Donald Trump is not a smart man, cunning though he may be in certain ways. In this matter, he is his own worst enemy- and Judge Kavanaugh's. Instead of adopting the posture the first President Bush and the Republican leadership in the Senate did in getting Clarence Thomas confirmed despite Anita Hill's accusations, he seems determined to do what he has done in the matter of his income tax returns and the Mueller investigation and create the impression of trying to hide something  even if there is nothing to hide.

And if the worst happens, and the charges against Judge Kavanaugh are shown to be true, then the sooner his nomination is withdrawn and a new nomination sent to the Senate the better. If a replacement for Justice Kennedy hasn't been confirmed by Election Day, and the Democrats do gain control of the Senate, the window for asserting an originalist control of the Supreme Court at long last will have closed and the Kennedy vacancy will be filled by the Democrat who succeeds Mr. Trump.

And let's be blunt about this: whether or not the accusations against Judge Kavanaugh are true, as things stand I have absolutely no doubt that the next time Mr. Trump or any Republican nominates an originalist to the Court, somebody is going to come forward with similar accusations whether they are true or not.  This is not merely a matter of Brett Kavanaugh's character or his behavior when he was a student. This is a no-holds-barred, bare-knuckle fight for the continued ability of the left to use the Supreme Court as a weapon for deforming the Constitution and giving its agenda the force of law without recourse to the voters, and whether Dr. Ford or Ms. Ramirez is telling the truth or not, there will be no shortage of politically-motivated women willing to come forward and make the same kind of claim about future nominees in order to keep the Court under leftist control.

And to no small extent, the willingness of the American people to give future nominees the benefit of the doubt and insist on actual proof rather than mere accusations as a basis for refusing to confirm them will depend on the Trump administration and the Republican leadership in the Senate being seen to give Dr. Ford and Ms. Ramirez every courtesy and every opportunity to make their case, including a prompt and thorough investigation of the charges by the FBI.

The ultimate objective of the left is to either defeat Brett Kavanaugh now on whatever grounds possible or- and let's be clear about this- to delay the vote until they control the Senate and can be certain of doing it later.  Perhaps the Republicans will retain the Senate this November, but even the loss of a seat or two could be crucial. So would alienating Sen. Collins, Sen. Murkowski, and a handful of other Republicans who are apt to insist on the charges being investigated.

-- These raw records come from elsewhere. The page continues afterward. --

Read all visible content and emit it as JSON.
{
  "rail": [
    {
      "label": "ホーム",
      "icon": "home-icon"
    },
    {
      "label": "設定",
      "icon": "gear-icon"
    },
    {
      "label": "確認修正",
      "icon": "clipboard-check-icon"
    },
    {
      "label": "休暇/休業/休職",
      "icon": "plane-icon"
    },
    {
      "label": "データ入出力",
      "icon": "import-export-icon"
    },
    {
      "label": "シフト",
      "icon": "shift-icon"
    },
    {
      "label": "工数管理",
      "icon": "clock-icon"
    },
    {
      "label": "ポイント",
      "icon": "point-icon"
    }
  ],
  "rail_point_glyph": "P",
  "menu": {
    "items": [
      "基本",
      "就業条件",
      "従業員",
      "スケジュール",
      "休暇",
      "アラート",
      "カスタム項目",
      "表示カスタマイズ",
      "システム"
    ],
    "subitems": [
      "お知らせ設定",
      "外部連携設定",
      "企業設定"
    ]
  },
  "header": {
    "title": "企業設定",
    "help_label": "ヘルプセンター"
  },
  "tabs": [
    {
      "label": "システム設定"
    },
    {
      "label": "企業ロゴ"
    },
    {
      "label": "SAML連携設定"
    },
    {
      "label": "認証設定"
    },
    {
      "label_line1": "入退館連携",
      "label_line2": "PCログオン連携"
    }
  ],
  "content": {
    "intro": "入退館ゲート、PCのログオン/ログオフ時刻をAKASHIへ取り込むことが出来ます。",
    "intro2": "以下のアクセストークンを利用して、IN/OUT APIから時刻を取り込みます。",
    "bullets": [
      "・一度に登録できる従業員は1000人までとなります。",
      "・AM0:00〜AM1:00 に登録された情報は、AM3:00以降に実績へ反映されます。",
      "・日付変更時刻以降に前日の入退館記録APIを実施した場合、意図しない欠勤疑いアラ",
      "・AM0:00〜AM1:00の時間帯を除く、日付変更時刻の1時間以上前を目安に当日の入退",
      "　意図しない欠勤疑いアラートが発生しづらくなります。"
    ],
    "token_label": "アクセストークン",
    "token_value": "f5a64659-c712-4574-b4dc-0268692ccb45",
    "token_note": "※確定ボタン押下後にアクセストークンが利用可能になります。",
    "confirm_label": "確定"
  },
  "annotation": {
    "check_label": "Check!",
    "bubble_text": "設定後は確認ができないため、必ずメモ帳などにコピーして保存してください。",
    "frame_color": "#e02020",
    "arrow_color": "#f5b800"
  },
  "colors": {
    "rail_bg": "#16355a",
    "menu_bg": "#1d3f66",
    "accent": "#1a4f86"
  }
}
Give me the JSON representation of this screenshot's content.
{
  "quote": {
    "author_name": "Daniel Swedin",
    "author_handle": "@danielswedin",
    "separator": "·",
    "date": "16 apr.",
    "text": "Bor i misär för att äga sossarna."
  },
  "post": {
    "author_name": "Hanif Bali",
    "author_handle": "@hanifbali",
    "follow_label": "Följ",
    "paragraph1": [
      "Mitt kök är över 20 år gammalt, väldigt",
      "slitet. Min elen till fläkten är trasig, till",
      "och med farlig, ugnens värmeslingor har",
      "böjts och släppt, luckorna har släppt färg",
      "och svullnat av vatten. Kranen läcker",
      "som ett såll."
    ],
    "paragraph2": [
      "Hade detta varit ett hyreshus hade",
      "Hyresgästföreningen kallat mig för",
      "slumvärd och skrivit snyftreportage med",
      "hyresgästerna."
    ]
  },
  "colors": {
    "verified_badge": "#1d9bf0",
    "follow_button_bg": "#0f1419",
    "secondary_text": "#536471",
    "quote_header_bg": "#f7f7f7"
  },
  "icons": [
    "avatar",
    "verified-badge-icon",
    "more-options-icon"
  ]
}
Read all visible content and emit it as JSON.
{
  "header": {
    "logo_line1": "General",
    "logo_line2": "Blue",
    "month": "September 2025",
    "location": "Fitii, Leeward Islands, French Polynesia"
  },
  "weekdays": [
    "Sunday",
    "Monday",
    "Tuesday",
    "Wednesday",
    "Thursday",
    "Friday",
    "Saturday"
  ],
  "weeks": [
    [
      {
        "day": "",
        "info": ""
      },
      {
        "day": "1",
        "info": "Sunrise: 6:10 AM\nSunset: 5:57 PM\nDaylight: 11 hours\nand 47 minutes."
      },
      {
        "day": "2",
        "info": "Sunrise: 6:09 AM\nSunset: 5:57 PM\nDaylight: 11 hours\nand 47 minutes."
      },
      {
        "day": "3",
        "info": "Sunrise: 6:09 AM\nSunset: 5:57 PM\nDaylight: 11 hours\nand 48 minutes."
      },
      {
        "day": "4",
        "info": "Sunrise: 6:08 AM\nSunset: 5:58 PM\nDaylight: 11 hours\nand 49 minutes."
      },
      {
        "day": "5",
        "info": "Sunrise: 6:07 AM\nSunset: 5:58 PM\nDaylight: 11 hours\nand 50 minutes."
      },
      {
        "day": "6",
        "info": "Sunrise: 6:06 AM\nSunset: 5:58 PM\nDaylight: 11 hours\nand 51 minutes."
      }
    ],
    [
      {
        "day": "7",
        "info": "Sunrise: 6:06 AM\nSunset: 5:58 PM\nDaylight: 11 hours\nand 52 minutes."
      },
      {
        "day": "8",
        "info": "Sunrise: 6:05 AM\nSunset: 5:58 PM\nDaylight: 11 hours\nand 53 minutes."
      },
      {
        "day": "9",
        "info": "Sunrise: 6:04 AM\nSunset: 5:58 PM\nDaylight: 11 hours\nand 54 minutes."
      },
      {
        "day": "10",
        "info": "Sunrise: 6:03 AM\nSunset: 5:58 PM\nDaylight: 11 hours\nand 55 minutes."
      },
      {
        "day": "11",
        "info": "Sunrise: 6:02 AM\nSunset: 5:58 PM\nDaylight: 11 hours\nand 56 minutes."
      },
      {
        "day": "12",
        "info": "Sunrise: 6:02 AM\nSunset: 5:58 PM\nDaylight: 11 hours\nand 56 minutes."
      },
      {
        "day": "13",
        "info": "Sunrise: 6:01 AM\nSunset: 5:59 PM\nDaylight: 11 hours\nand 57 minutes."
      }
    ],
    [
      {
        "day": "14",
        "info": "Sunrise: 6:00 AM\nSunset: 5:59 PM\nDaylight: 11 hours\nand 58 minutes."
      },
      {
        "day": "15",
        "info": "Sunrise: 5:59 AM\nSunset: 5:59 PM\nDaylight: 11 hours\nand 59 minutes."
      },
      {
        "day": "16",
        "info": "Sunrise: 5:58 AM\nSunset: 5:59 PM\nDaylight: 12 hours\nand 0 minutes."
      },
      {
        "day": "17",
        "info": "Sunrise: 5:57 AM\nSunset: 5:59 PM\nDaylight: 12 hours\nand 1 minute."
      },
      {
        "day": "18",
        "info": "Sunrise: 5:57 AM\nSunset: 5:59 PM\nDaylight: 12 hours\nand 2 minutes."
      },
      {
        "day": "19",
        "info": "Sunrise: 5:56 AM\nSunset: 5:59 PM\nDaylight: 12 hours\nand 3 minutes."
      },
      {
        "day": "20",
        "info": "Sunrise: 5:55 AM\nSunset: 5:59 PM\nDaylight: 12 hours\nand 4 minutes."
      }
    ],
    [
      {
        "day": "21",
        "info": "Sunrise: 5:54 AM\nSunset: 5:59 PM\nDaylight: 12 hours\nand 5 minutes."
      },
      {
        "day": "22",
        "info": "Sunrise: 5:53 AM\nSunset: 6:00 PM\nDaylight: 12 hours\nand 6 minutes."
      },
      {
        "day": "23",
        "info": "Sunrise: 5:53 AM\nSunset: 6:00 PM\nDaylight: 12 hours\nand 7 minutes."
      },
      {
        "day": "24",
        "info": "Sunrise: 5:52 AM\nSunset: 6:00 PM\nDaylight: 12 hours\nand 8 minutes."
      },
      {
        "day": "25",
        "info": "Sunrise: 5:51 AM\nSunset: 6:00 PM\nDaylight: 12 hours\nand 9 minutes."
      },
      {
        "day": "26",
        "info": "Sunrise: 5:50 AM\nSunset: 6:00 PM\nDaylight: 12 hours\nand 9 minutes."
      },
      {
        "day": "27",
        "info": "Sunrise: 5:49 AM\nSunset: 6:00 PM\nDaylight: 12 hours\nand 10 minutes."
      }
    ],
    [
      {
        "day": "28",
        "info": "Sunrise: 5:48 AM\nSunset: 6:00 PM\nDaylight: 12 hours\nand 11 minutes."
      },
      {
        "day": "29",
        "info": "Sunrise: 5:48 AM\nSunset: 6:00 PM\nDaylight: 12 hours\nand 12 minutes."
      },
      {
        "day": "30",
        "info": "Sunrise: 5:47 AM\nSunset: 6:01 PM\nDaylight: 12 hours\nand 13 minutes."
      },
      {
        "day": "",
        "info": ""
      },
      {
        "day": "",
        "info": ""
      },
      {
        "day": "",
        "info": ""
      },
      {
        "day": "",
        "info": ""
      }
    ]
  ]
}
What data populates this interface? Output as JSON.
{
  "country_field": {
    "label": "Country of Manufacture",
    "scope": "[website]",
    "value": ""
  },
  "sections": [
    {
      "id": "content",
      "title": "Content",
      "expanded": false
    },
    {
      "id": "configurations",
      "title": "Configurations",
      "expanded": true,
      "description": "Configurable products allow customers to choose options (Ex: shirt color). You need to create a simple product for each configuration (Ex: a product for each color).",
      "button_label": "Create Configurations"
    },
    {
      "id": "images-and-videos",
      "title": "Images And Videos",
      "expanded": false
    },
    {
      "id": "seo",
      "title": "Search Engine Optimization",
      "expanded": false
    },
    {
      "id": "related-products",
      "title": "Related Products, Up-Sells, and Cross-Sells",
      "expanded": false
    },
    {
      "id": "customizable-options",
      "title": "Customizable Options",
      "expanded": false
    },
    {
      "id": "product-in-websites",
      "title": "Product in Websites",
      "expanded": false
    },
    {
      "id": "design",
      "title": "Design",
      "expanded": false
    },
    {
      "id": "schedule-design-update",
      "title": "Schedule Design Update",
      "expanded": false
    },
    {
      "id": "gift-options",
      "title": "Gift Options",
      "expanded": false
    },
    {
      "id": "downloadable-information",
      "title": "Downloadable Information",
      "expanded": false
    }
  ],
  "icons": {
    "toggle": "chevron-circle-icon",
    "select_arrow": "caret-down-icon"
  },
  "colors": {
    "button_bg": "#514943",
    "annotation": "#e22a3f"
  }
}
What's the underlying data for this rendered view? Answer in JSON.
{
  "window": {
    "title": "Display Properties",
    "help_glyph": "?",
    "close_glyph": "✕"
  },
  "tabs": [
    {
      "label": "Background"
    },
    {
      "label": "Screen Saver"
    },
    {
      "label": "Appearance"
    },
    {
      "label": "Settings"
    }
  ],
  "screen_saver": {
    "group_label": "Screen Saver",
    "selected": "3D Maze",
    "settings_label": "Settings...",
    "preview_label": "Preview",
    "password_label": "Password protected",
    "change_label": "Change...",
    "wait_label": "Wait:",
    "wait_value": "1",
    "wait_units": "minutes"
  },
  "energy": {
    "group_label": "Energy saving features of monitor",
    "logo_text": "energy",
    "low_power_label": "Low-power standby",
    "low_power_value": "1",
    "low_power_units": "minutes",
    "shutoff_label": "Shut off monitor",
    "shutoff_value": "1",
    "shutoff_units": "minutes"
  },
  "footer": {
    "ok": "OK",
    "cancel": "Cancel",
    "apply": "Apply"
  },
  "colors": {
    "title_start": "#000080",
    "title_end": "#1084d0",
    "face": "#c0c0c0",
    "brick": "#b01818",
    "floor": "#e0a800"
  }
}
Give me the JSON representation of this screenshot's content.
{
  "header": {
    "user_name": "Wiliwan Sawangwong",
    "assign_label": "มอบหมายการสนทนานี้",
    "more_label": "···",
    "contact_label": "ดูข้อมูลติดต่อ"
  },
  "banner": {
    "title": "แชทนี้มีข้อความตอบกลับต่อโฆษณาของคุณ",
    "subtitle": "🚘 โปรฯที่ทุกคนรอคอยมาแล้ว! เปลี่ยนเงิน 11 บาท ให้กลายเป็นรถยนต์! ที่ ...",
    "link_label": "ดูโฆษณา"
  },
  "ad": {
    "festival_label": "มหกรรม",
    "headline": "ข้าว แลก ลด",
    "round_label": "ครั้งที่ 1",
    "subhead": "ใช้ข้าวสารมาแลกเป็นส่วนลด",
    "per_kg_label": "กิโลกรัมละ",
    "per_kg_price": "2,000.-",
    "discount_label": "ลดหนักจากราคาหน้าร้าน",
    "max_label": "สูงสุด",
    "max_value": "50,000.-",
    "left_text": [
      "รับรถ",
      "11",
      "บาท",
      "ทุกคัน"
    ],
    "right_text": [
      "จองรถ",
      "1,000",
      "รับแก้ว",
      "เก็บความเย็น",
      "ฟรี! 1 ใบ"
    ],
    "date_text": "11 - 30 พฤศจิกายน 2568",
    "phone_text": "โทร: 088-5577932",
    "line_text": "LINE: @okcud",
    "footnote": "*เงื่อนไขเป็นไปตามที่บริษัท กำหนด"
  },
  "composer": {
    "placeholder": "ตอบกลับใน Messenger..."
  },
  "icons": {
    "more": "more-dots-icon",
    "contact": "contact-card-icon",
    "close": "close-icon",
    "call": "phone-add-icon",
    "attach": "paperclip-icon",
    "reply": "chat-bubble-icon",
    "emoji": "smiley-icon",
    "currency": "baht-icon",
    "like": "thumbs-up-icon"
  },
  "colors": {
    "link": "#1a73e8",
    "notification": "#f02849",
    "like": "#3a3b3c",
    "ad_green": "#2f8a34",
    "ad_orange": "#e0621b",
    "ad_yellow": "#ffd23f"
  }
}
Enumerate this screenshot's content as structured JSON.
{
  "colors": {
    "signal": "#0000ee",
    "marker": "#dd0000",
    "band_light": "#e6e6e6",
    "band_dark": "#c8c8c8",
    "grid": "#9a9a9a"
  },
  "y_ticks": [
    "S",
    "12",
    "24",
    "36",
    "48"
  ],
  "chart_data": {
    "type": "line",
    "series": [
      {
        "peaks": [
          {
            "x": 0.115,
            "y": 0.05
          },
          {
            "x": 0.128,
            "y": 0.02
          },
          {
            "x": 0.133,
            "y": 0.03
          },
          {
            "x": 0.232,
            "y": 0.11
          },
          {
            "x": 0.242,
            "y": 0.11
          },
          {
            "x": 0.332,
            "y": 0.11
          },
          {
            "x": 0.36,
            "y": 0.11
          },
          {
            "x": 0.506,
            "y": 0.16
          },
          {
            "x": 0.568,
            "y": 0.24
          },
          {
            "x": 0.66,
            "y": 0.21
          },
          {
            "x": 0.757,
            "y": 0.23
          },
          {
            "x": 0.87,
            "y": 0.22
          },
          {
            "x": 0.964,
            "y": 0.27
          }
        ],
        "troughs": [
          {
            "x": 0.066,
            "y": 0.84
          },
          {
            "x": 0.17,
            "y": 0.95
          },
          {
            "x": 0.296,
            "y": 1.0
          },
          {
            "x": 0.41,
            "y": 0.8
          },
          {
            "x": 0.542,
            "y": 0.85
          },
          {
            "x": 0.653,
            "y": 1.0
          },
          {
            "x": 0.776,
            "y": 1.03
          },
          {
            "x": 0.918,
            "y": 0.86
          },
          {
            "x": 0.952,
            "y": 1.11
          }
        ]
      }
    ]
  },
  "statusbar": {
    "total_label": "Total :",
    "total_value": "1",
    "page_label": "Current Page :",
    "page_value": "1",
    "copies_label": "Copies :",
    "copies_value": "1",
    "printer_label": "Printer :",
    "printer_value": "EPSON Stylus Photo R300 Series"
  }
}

The smart move would be to give Judge Kavanaugh's accusers every opportunity to make their case and to take pains to be seen to do so. But it will be to make very sure that the nomination reaches the Senate floor before the new Congress takes office and if possible before Election Day.

That can still be done, but time is running out. Yet the lesson of the Thomas-Hill affair seems to be that if- and only if- Senate Republicans are seen to do the former, the American people will accept the latter.